Joseph Muyanja, one of the government scientists who assesses herbal products before getting NDA approval, says they test for the presence of specific plant chemicals which kill bacteria, fungi or viruses.

“The phytochemical tests [assessing plant chemicals of medicinal value] costs around Shs100,000. After this, the toxicity tests are done to ensure the product is not harmful. This requires around Shs150,000, the developer should buy laboratory animals [guineas pigs or rats] where the product is tested on,” he says.

Dr Nambatya says after completing the steps, the NDA verifies the results and validates a product so that the developer can proceed to do mass manufacturing and sales.

She, however, warns developers not to use the word “cure”. She says a product can only be declared as a cure after completing clinical trials, which used to take up to six years, but with the advent of Covid-19, trials for vaccines have been done in just about a year. However, the trials also require billions of shillings, which many herbalists in Uganda may not be able to afford.

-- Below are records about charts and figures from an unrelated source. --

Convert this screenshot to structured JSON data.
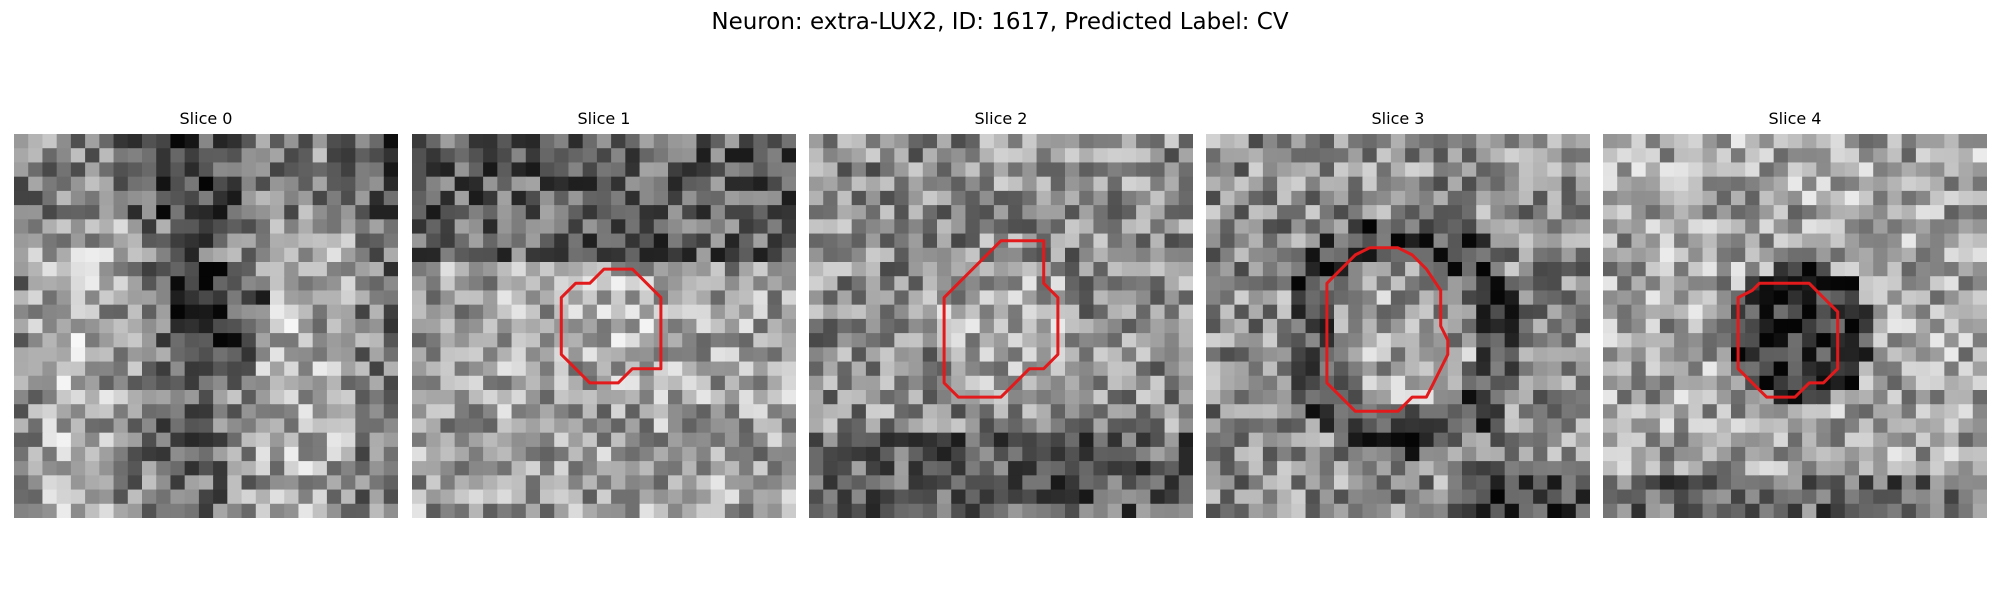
{
  "figure": {
    "title": "Neuron: extra-LUX2, ID: 1617, Predicted Label: CV",
    "roi_color": "#e31a1c"
  },
  "panels": [
    {
      "label": "Slice 0",
      "has_roi": false,
      "roi": []
    },
    {
      "label": "Slice 1",
      "has_roi": true,
      "roi": [
        [
          12.5,
          10.5
        ],
        [
          13.5,
          9.5
        ],
        [
          14.5,
          9.5
        ],
        [
          15.5,
          9.5
        ],
        [
          16.5,
          10.5
        ],
        [
          17.5,
          11.5
        ],
        [
          17.5,
          12.5
        ],
        [
          17.5,
          13.5
        ],
        [
          17.5,
          14.5
        ],
        [
          17.5,
          15.5
        ],
        [
          17.5,
          16.5
        ],
        [
          16.5,
          16.5
        ],
        [
          15.5,
          16.5
        ],
        [
          14.5,
          17.5
        ],
        [
          13.5,
          17.5
        ],
        [
          12.5,
          17.5
        ],
        [
          11.5,
          16.5
        ],
        [
          10.5,
          15.5
        ],
        [
          10.5,
          14.5
        ],
        [
          10.5,
          13.5
        ],
        [
          10.5,
          12.5
        ],
        [
          10.5,
          11.5
        ],
        [
          11.5,
          10.5
        ]
      ]
    },
    {
      "label": "Slice 2",
      "has_roi": true,
      "roi": [
        [
          11.5,
          9.5
        ],
        [
          12.5,
          8.5
        ],
        [
          13.5,
          7.5
        ],
        [
          14.5,
          7.5
        ],
        [
          15.5,
          7.5
        ],
        [
          16.5,
          7.5
        ],
        [
          16.5,
          8.5
        ],
        [
          16.5,
          9.5
        ],
        [
          16.5,
          10.5
        ],
        [
          17.5,
          11.5
        ],
        [
          17.5,
          12.5
        ],
        [
          17.5,
          13.5
        ],
        [
          17.5,
          14.5
        ],
        [
          17.5,
          15.5
        ],
        [
          16.5,
          16.5
        ],
        [
          15.5,
          16.5
        ],
        [
          14.5,
          17.5
        ],
        [
          13.5,
          18.5
        ],
        [
          12.5,
          18.5
        ],
        [
          11.5,
          18.5
        ],
        [
          10.5,
          18.5
        ],
        [
          9.5,
          17.5
        ],
        [
          9.5,
          16.5
        ],
        [
          9.5,
          15.5
        ],
        [
          9.5,
          14.5
        ],
        [
          9.5,
          13.5
        ],
        [
          9.5,
          12.5
        ],
        [
          9.5,
          11.5
        ],
        [
          10.5,
          10.5
        ]
      ]
    },
    {
      "label": "Slice 3",
      "has_roi": true,
      "roi": [
        [
          10.5,
          8.5
        ],
        [
          11.5,
          8.0
        ],
        [
          12.5,
          8.0
        ],
        [
          13.5,
          8.0
        ],
        [
          14.5,
          8.5
        ],
        [
          15.5,
          9.5
        ],
        [
          16.5,
          11.0
        ],
        [
          16.5,
          12.5
        ],
        [
          16.5,
          13.5
        ],
        [
          17.0,
          14.5
        ],
        [
          17.0,
          15.5
        ],
        [
          16.5,
          16.5
        ],
        [
          16.0,
          17.5
        ],
        [
          15.5,
          18.5
        ],
        [
          14.5,
          18.5
        ],
        [
          13.5,
          19.5
        ],
        [
          12.5,
          19.5
        ],
        [
          11.5,
          19.5
        ],
        [
          10.5,
          19.5
        ],
        [
          9.5,
          18.5
        ],
        [
          8.5,
          17.5
        ],
        [
          8.5,
          16.5
        ],
        [
          8.5,
          15.5
        ],
        [
          8.5,
          14.5
        ],
        [
          8.5,
          13.5
        ],
        [
          8.5,
          12.5
        ],
        [
          8.5,
          11.5
        ],
        [
          8.5,
          10.5
        ],
        [
          9.5,
          9.5
        ]
      ]
    },
    {
      "label": "Slice 4",
      "has_roi": true,
      "roi": [
        [
          9.5,
          11.5
        ],
        [
          10.5,
          11.0
        ],
        [
          11.0,
          10.5
        ],
        [
          12.0,
          10.5
        ],
        [
          13.0,
          10.5
        ],
        [
          14.5,
          10.5
        ],
        [
          15.5,
          11.5
        ],
        [
          16.5,
          12.5
        ],
        [
          16.5,
          13.5
        ],
        [
          16.5,
          14.5
        ],
        [
          16.5,
          15.5
        ],
        [
          16.5,
          16.5
        ],
        [
          15.5,
          17.5
        ],
        [
          14.5,
          17.5
        ],
        [
          13.5,
          18.5
        ],
        [
          12.5,
          18.5
        ],
        [
          11.5,
          18.5
        ],
        [
          10.5,
          17.5
        ],
        [
          9.5,
          16.5
        ],
        [
          9.5,
          15.5
        ],
        [
          9.5,
          14.5
        ],
        [
          9.5,
          13.5
        ],
        [
          9.5,
          12.5
        ]
      ]
    }
  ]
}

NCRI and government scientists have conducted clinical trials for one herbal medicine –UBV-01N, a product which was indicated for managing Covid-19, but the results have not been made public. She also notes that there is a need to boost post-market surveillance to ensure adherence to standards in all manufacturing processes even after the product registration.

TRAINING FOR HERBALISTS

Mr Jamil Lutaakome Mukwaya, the president of the Uganda Herbalists Association, who also sits on the NDA Board, says they are working with the government to sensitise herbalists and bridge the knowledge gap and improve product quality. “When you compare the knowledge gap between the herbalists and the scientists, there is a vacuum but through sensitisation, we are linking them up to different facilities to take their products for analysis,” he says. Mr Mukwaya adds: “In NDA, we have an approach of sensitising herbalists across the country. In every quarter of the year, we have specific districts where we go and mobilise those traditional health practitioners. We gather them and give them information.” “We are also grateful that NDA in conjunction with the Directorate of Industrial Training, we developed a curriculum which is used to train traditional health practitioners so that they can acquire a document which can help to introduce them to any facility/office as skilled [trained] herbalists,” he adds. Mr Mukwaya appeals to the government to expedite the establishment of the council for regulating herbalists and traditional healers. He says about half of the practitioners in the country are quacks. “The delays by the government to operationalise the TCM Act are some of the major hindrances to addressing the issue of quacks. We need the council to be put in place in line with the TCM Act, the council will register the genuine herbalists and the quacks will be out,” Mr Mukwaya adds. “However, the cost also needs to be talked about because some may not have money for testing the medicines yet the medicines such as the one for cancer, may be highly needed,” he adds.